The Minnesota Public Utilities Commission quietly helped along Xcel Energy’s request to use ratepayer renewable energy fund dollars to retrofit a garbage processing facility to provide more trash to burn in Xcel’s Red Wing, MN, incinerator. The $2 million grant would provide just under one-third of the cost to retrofit the city’s waste processing facility, enabling it to send up to 20,000 tons of trash per year to the Xcel-owned 20-megawatt incinerator. In selecting this grant award, Xcel bumped aside several other projects that scored higher on the Renewable Development Fund objective scoring system.
To place it in a larger perspective, this incident looks to be part of a broader network of shady deals between public officials and the garbage incineration industry such when Washington and Ramsey counties recently purchased a privately-owned garbage grinding facility in Newport, Minnesota.
In 2014, Red Wing closed a city-owned incinerator due to age and poor economics. Their current waste processing facility lacks capacity to supply garbage to Xcel’s nearby incinerator.
What the Public Utilities Commission did was to approved Xcel’s request to remove 4 defunct items from the ratepayer-bankrolled “Renewable Development Fund,” substituting instead 3 projects from a “reserve list.” The retrofit that would supply Xcel’s Red Wing garbage burner was one of the three moved up. The proposed “renewable” grant would upgrade the city’s current trash processing facility, sending up to 20,000 tons per year of trash to Xcel’s own 20-megawatt garbage burner in Red Wing.
The city of Red Wing’s letter to the PUC illustrates how funding this project from a ratepayer renewable energy fund will be of financial benefit to Xcel for garbage burning:
“Lower Operational Costs for Xcel Energy.

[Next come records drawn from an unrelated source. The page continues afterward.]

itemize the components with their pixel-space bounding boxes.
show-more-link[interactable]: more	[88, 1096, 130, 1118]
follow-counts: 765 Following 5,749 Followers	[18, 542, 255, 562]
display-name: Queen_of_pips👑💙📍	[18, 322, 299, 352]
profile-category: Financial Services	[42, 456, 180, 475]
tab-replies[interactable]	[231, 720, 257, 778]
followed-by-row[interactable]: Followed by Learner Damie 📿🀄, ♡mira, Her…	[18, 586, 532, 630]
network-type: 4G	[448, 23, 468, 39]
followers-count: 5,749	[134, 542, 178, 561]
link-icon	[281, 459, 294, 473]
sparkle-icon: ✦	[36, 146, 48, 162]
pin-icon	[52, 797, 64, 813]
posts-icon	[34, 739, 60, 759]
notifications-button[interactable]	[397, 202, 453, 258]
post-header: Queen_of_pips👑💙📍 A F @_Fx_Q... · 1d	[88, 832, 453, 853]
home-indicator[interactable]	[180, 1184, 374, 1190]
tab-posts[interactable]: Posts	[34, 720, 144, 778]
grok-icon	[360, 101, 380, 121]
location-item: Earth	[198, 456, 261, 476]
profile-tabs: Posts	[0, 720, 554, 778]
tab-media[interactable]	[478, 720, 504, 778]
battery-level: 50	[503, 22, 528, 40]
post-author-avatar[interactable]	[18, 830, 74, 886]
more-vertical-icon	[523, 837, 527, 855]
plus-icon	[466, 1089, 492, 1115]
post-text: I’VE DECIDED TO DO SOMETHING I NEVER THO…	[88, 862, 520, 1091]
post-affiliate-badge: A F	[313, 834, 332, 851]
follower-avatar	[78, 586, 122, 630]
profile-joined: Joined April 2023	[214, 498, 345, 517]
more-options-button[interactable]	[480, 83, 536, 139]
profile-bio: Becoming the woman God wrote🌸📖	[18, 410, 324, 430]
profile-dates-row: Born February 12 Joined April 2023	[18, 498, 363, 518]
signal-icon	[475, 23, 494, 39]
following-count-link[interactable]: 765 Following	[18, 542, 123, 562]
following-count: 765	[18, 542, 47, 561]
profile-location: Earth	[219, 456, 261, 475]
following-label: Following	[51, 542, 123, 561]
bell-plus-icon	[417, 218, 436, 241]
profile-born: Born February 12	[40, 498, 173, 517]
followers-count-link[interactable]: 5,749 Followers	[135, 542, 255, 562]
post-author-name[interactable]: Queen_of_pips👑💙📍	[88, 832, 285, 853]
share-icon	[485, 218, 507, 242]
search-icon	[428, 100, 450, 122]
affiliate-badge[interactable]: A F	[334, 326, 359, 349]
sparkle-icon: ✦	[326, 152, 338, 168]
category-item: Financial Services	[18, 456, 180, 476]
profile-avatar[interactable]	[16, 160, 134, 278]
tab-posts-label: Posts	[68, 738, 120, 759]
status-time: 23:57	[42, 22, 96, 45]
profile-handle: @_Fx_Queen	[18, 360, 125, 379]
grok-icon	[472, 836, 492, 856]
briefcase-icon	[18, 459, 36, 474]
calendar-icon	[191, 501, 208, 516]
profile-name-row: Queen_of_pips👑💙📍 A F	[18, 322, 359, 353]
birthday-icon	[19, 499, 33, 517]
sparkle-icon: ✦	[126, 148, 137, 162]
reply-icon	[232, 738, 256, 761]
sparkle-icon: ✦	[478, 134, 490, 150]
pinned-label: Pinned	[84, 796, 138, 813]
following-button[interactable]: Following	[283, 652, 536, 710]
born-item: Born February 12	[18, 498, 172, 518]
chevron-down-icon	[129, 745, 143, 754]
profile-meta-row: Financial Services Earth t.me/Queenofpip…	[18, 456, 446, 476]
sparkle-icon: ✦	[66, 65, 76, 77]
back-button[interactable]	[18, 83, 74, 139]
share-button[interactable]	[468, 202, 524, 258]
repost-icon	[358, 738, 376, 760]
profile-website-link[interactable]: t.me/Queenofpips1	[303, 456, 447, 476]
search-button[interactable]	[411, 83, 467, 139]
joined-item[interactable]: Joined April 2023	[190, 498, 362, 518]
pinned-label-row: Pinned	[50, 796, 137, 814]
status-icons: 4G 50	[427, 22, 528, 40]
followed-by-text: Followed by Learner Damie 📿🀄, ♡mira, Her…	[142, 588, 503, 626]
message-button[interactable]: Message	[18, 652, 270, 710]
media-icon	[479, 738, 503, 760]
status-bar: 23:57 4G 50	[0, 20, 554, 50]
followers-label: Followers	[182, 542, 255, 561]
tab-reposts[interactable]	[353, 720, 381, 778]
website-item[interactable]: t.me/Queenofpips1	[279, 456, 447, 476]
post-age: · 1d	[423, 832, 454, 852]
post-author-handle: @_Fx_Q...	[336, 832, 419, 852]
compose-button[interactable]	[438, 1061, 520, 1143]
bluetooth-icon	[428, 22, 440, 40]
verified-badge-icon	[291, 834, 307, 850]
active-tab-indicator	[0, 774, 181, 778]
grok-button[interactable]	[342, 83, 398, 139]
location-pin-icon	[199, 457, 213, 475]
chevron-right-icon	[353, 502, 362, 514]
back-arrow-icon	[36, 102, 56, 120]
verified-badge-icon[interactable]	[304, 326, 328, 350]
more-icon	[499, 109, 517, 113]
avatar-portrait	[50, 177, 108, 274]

Xcel historically receives approximately 180,000 tons of RDF [Refuse Derived Fuel] from the Newport facility [another garbage grinder], but has capacity to burn approximately 200,000 tons. The goal of the Red Wing facility is to provide the 20,000 ton capacity gap Xcel is experiencing. This would improve the economies of scale for Xcel and reduce downtime due to lack of fuel which occasionally occurs. This efficiency improvement will increase cost effectiveness for Xcel Energy, lowering operational costs for the company.”
The Renewable Development Fund originated in 1994 as a fund requiring Xcel to direct money to renewable projects as an "offset" for being able to store nuclear waste at Prairie Island.
The stated purpose of the ratepayer Renewable Development Fund is to:
Increase the market penetration of renewable electric energy resources at reasonable costs in the state;
Promote the start-up, expansion and attraction of renewable electric energy projects and companies in the state;
Stimulate renewable electric energy research and development in the state;
Develop demonstration scale renewable electric energy projects of near-commercial renewable electric generation or near-commercial electric infrastructure delivery technology that enhance the delivery of renewable electric energy within the state; and
Provide benefits to Minnesota citizens, businesses and Xcel Energy’s electric ratepayers
The original prioritization of the garbage burner on the reserve list was controversial among the funds’ advisory group. Despite the advisory group’s concern, Xcel pushed to create a Tier I & Tier II, and place the Red Wing burner in Tier I:
“The RDF grant proposal by the City of Red Wing will support the operation of our Red Wing power plant and, consequently, provide direct benefits to our ratepayers. In order to achieve these benefits sooner rather than later, we believe elevating the City’s proposal to the Tier I reserve list is warranted”
Requests for consideration were due in 2014 so the PUC has said will not take a motion to reconsider.